• AKTwitchen
    4
    So Zeno's paradox discusses the arrow than when observed/measured is in one spot and not moving.

    When a particle is spinning Schrodinger says we have to consider it spinning in both directions until we observe and measure it and find out whether it is spinning left or right etc.

    From what I can tell Zeno was already starting to break into the world of the quantum even without knowing Einstein's theory of relativity or Isaac Newton's theory of gravity. I feel Schrodinger is just expressing the observed to the unobserved with relation to the arrow and a radioactive particle in the manner of the technology available at the time. The arrow is both moving and not moving, the cat is both dead and alive.

  • DingoJones
    2.8k


    I dont think so. Zeno was making entirely different points with what you are referencing. He did not have anything like the quantum level in mind, but rather logic.
    I think you are reading into Zeno too much to draw that conclusion, and resemblance to quantum mechanics is superficial and coincidental.
  • PuerAzaelis
    55
    There are many categories of indeterminacy. One of them is epistemological the other is physical.
  • AKTwitchen
    4
    that's not very sophisticated.
  • ssu
    8.5k

    :up:

    I would assume that what Zeno had in mind were things like the problem of the infinitesimal.
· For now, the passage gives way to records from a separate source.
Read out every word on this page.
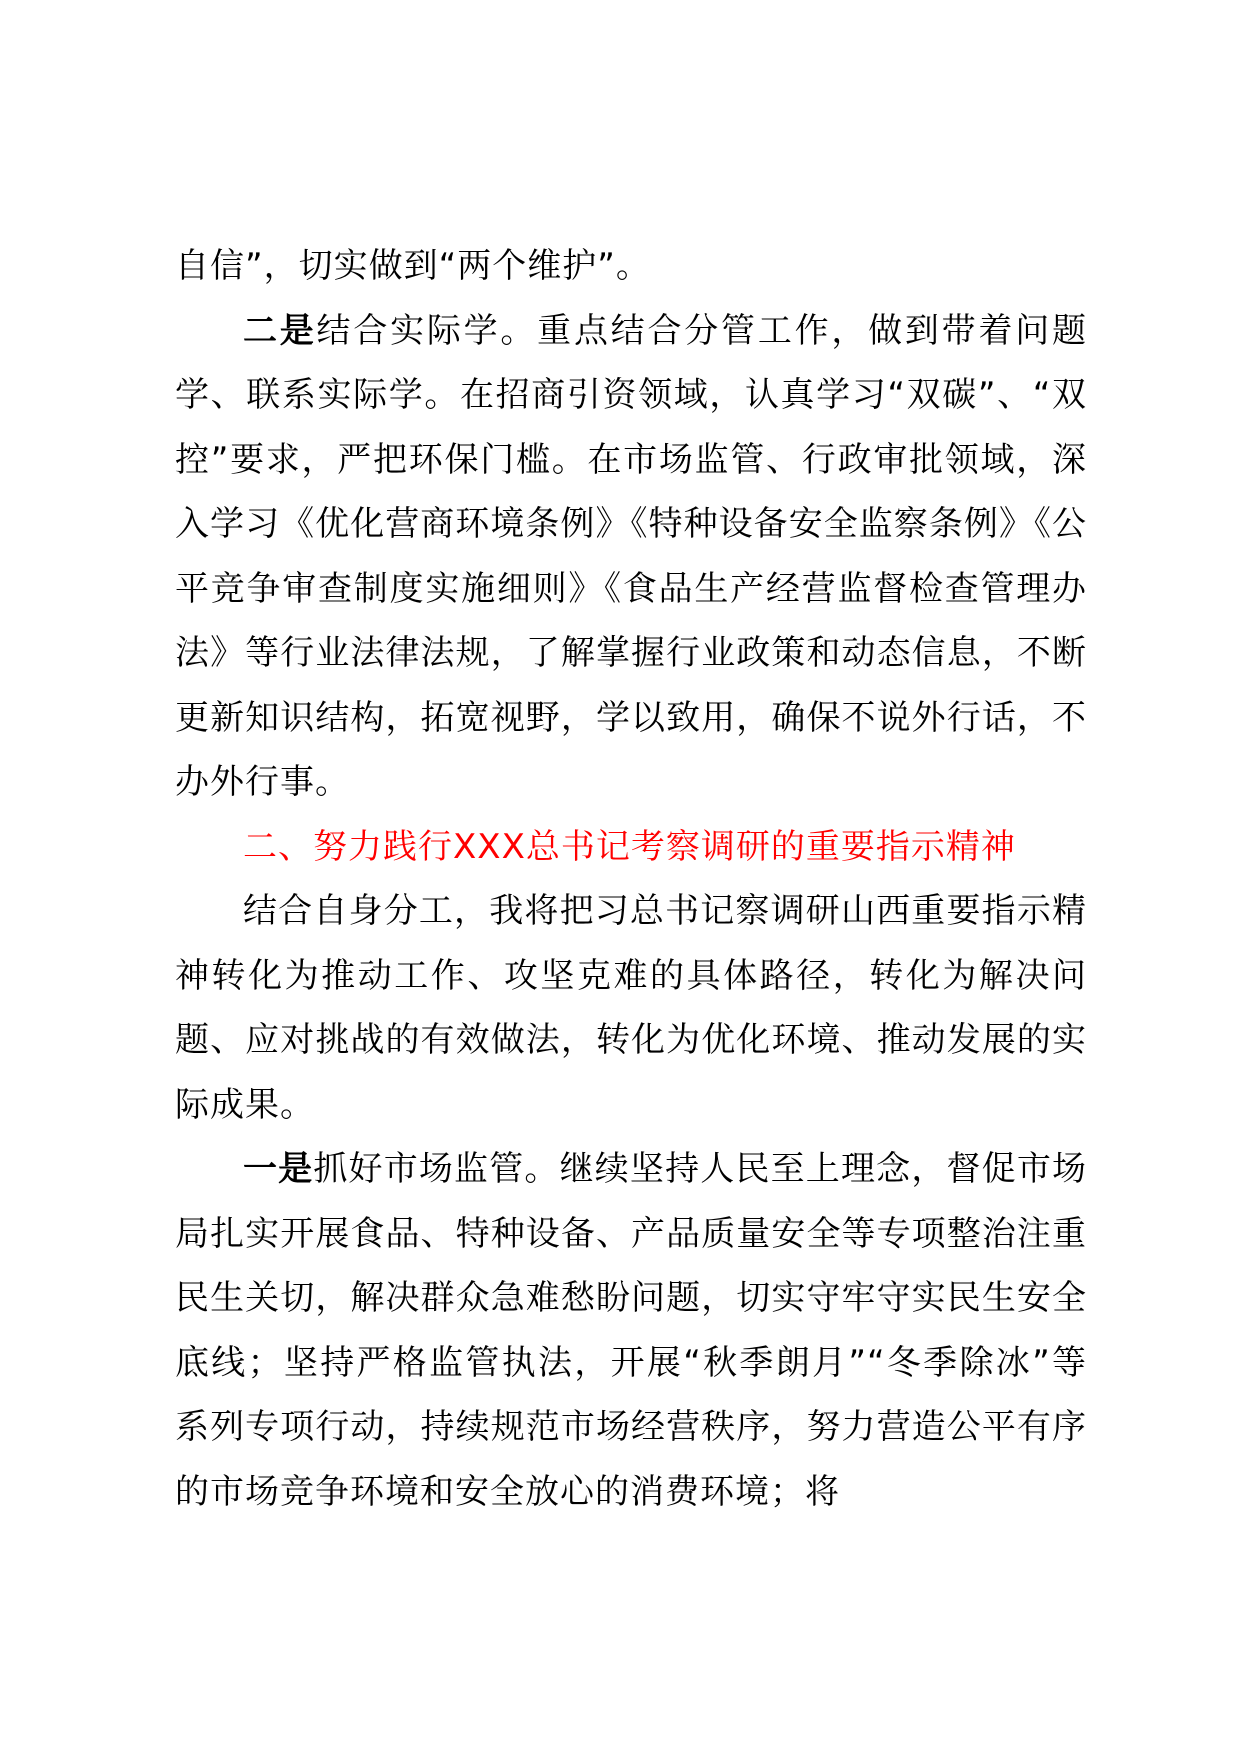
自信”，切实做到“两个维护”。

二是结合实际学。重点结合分管工作，做到带着问题学、联系实际学。在招商引资领域，认真学习“双碳”、“双控”要求，严把环保门槛。在市场监管、行政审批领域，深入学习《优化营商环境条例》《特种设备安全监察条例》《公平竞争审查制度实施细则》《食品生产经营监督检查管理办法》等行业法律法规，了解掌握行业政策和动态信息，不断更新知识结构，拓宽视野，学以致用，确保不说外行话，不办外行事。

二、努力践行XXX总书记考察调研的重要指示精神

结合自身分工，我将把习总书记察调研山西重要指示精神转化为推动工作、攻坚克难的具体路径，转化为解决问题、应对挑战的有效做法，转化为优化环境、推动发展的实际成果。

一是抓好市场监管。继续坚持人民至上理念，督促市场局扎实开展食品、特种设备、产品质量安全等专项整治注重民生关切，解决群众急难愁盼问题，切实守牢守实民生安全底线；坚持严格监管执法，开展“秋季朗月”“冬季除冰”等系列专项行动，持续规范市场经营秩序，努力营造公平有序的市场竞争环境和安全放心的消费环境；将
    (Too bad we don't have his book around anymore.)
  • deletedusercbAccepted Answer
    1.7k
    Just thought I would throw in that we have the Quantum Zeno effect now...
    https://en.wikipedia.org/wiki/Quantum_Zeno_effect

    and this is actually used by birds in navigation, so it is not just restricted to the particle world...
    The quantum Zeno effect is used in commercial atomic magnetometers and naturally by birds' magnetic compass sensory mechanism (magnetoreception).[37]
    from the article.
  • Malice
    45
    I believe calculus also solves this problem.
  • Benkei
    7.7k
    I'm under the impression his paradoxes were about mathematics.
  • DingoJones
    2.8k


    Im under the impression they are about logical paradoxes. Connecting them to mathematics is an extrapolation imo.